Dans la seconde espèce d’eudiomètre, on substitue l’air inflammable à l’air nitreux, on le mêle avec de l’air atmosphérique, & on l’enflamme par le moyen d’une étincelle étectrique. Plus l’air atmosphérique est pur, plus il contient d’air déphlogistiqué, & plus aussi l’inflammation est vive, la combustion de l’air inflammable est complète, & la quantité de cet air, & de l’air déphlogistiqué brûlé, diminuée ; au contraire, si l’air atmosphérique contient beaucoup d’air fixe, les résultats feront moindres, mais toujours en proportion avec l’état de l’air essayé.

C’est à M. Landriani que l’on doit l’invention de l’eudiomètre de la première espèce ; on l’a beaucoup varié ; mais malgré tous les changemens qu’il a subis entre les mains des plus habiles physiciens, il est moins sûr & moins commode que celui de la seconde espèce, qui a été imaginé par le Chevalier de Volta. Il est plus facile d’avoir toujours de l’air inflammable de nature égale, & il ne l’est pas pour l’air nitreux ; cela seul suffit pour faire préférer un instrument dont tout le mérite consiste dans l’exactitude uniforme, sans laquelle on ne peut établir aucune comparaison entre des airs pris dans différens endroits.
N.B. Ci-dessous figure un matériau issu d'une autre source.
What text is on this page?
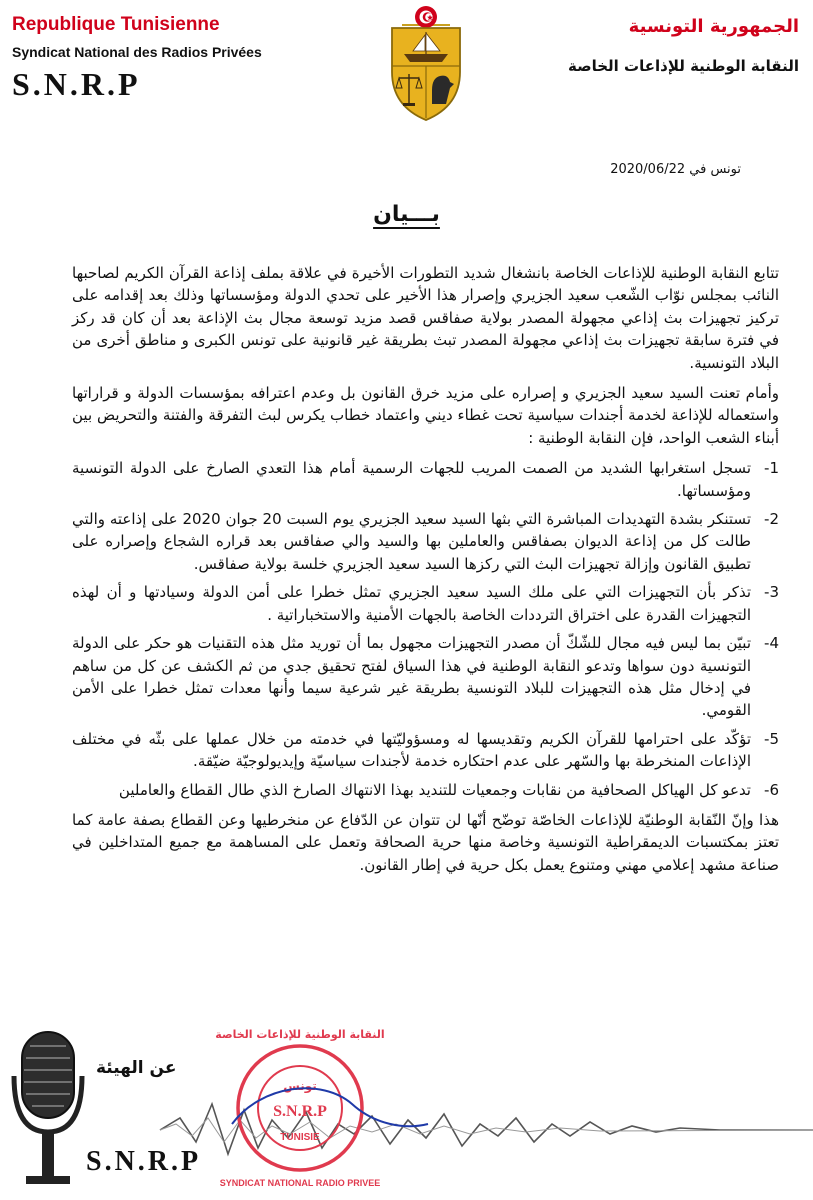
Republique Tunisienne
Syndicat National des Radios Privées
S.N.R.P
الجمهورية التونسية
النقابة الوطنية للإذاعات الخاصة
تونس في 2020/06/22
بـــيان

تتابع النقابة الوطنية للإذاعات الخاصة بانشغال شديد التطورات الأخيرة في علاقة بملف إذاعة القرآن الكريم لصاحبها النائب بمجلس نوّاب الشّعب سعيد الجزيري وإصرار هذا الأخير على تحدي الدولة ومؤسساتها وذلك بعد إقدامه على تركيز تجهيزات بث إذاعي مجهولة المصدر بولاية صفاقس قصد مزيد توسعة مجال بث الإذاعة بعد أن كان قد ركز في فترة سابقة تجهيزات بث إذاعي مجهولة المصدر تبث بطريقة غير قانونية على تونس الكبرى و مناطق أخرى من البلاد التونسية.

وأمام تعنت السيد سعيد الجزيري و إصراره على مزيد خرق القانون بل وعدم اعترافه بمؤسسات الدولة و قراراتها واستعماله للإذاعة لخدمة أجندات سياسية تحت غطاء ديني واعتماد خطاب يكرس لبث التفرقة والفتنة والتحريض بين أبناء الشعب الواحد، فإن النقابة الوطنية :

1-
تسجل استغرابها الشديد من الصمت المريب للجهات الرسمية أمام هذا التعدي الصارخ على الدولة التونسية ومؤسساتها.
2-
تستنكر بشدة التهديدات المباشرة التي بثها السيد سعيد الجزيري يوم السبت 20 جوان 2020 على إذاعته والتي طالت كل من إذاعة الديوان بصفاقس والعاملين بها والسيد والي صفاقس بعد قراره الشجاع وإصراره على تطبيق القانون وإزالة تجهيزات البث التي ركزها السيد سعيد الجزيري خلسة بولاية صفاقس.
3-
تذكر بأن التجهيزات التي على ملك السيد سعيد الجزيري تمثل خطرا على أمن الدولة وسيادتها و أن لهذه التجهيزات القدرة على اختراق الترددات الخاصة بالجهات الأمنية والاستخباراتية .
4-
تبيّن بما ليس فيه مجال للشّكّ أن مصدر التجهيزات مجهول بما أن توريد مثل هذه التقنيات هو حكر على الدولة التونسية دون سواها وتدعو النقابة الوطنية في هذا السياق لفتح تحقيق جدي من ثم الكشف عن كل من ساهم في إدخال مثل هذه التجهيزات للبلاد التونسية بطريقة غير شرعية سيما وأنها معدات تمثل خطرا على الأمن القومي.
5-
تؤكّد على احترامها للقرآن الكريم وتقديسها له ومسؤوليّتها في خدمته من خلال عملها على بثّه في مختلف الإذاعات المنخرطة بها والسّهر على عدم احتكاره خدمة لأجندات سياسيّة وإيديولوجيّة ضيّقة.
6-
تدعو كل الهياكل الصحافية من نقابات وجمعيات للتنديد بهذا الانتهاك الصارخ الذي طال القطاع والعاملين

هذا وإنّ النّقابة الوطنيّة للإذاعات الخاصّة توضّح أنّها لن تتوان عن الدّفاع عن منخرطيها وعن القطاع بصفة عامة كما تعتز بمكتسبات الديمقراطية التونسية وخاصة منها حرية الصحافة وتعمل على المساهمة مع جميع المتداخلين في صناعة مشهد إعلامي مهني ومتنوع يعمل بكل حرية في إطار القانون.

النقابة الوطنية للإذاعات الخاصة
SYNDICAT NATIONAL RADIO PRIVEE
تونس
S.N.R.P
TUNISIE
عن الهيئة
S.N.R.P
Nous donnerions ici les détails de la construction de ces instrumens, & leurs dessins comme nous le faisons pour le baromètre & le thermomètre, si la difficulté de les construire ou de les raccommoder, n’exigeoit pas un artiste consommé, & un physicien instruit. Comme il est très-rare de trouver à la campagne une personne qui réunisse ces deux qualités, nous croyons plus simple d’engager ceux qui voudroient s’en procurer, de les faire venir directement de Paris, plutôt que de vouloir les faire eux-mêmes ; ils seront plus sûrs d’avoir des instrumens exacts, & sur les résultats desquels ils pourront compter. M. M.